Thursday, September 13, 2012

What do we mean by enabling business processes?


In almost all cases, business expectations from IT can be categorized as follows:

·      Core Business Services: These are those services that most businesses use in order to keep running their operational businesses. These include services like Email, Telecommunication, Back-up and Recovery, Voice and / or Video Conferencing, and so on. These may not directly enable any specific core business processes but are definitely essential to keeping the businesses going. Almost all IT organizations are expected to provide these and probably other core IT services.

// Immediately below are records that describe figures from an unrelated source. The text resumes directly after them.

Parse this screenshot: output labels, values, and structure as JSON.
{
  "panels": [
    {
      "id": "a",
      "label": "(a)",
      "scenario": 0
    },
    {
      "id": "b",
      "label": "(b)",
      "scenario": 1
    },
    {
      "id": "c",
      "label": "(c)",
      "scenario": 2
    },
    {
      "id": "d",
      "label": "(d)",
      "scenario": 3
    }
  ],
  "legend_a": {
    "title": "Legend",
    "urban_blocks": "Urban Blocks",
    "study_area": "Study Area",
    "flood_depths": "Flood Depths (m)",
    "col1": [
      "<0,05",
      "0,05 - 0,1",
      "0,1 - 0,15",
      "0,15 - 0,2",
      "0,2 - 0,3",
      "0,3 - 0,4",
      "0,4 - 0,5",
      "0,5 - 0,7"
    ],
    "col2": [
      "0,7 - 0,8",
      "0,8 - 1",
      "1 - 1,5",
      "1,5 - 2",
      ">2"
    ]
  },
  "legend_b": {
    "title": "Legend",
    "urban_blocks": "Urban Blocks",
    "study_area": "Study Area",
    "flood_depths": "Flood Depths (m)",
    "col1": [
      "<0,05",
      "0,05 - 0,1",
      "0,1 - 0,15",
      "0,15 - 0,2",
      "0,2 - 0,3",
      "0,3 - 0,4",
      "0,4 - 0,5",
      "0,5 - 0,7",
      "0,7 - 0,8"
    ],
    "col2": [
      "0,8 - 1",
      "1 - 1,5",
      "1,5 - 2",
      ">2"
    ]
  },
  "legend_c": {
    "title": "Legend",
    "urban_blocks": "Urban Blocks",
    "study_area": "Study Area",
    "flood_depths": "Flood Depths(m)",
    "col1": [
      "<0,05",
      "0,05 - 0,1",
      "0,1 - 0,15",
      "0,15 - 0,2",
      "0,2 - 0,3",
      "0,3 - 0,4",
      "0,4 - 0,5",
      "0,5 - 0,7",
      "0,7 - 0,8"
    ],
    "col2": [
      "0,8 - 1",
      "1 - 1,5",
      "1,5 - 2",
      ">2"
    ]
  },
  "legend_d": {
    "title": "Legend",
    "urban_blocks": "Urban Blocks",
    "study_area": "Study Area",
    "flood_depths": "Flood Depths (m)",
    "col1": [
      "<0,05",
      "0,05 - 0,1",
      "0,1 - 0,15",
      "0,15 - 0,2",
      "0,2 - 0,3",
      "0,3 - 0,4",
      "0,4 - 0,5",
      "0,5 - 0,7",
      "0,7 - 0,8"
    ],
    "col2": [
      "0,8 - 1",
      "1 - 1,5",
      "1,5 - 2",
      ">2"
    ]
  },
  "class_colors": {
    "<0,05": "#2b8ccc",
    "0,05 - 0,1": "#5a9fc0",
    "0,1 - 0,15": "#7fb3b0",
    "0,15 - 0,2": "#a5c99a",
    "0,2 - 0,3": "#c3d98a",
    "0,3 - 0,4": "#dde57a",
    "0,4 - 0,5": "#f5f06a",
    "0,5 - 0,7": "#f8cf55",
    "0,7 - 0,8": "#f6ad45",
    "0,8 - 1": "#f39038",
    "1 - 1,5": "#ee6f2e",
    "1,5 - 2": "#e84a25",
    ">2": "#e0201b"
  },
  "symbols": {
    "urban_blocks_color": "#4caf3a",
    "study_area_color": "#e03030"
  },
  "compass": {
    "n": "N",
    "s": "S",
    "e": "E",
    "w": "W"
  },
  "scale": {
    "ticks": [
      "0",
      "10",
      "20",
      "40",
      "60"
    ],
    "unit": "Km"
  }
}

·      Business-specific Business Services: The second set of services are those that directly impact the ways business executes its core business processes and develop and / or deliver its products and / or services to its end customers. Discovering and aligning business services requires a clear identification and mapping of business processes. Higher maturity IT organizations are now aiming to build better appreciations of what their customers’ businesses really do. This business knowledge enables IT organizations to achieve the following:

o   Achieve comprehensive understanding of those business processes that truly enable business enterprises to generate revenue and be profitable. Without these business processes, these business enterprises would go out of businesses. For example, in retail banking today, online banking is a must, in manufacturing industry, supply chain management is at the core, and so on.

o   Identify areas for business process improvement to ensure that IT is enabling efficient business processes and not the broken ones. Enabling inefficient business processes is going to result in wasted investments. This is a sensitive area and needs to be carefully managed. Normally, business processes should be owned and, therefore, improved by the business units and not IT. However, if IT discovers that a certain business process is in-efficient or broken, it is critical to communicate this to the customers / businesses and share the resulting impact so that appropriate improvements can be made prior to automation.

o   If IT organization is able to clearly understand business processes, it will be in a position to propose to the businesses / customers innovative ways in which IT can enable these business processes. Accordingly, business services are designed and developed that enable achievement of business objectives.

Business Service Management ensures the enablement of business processes by effectively managing all enabling IT components end-to-end and measuring performance of these components in relation to business performance.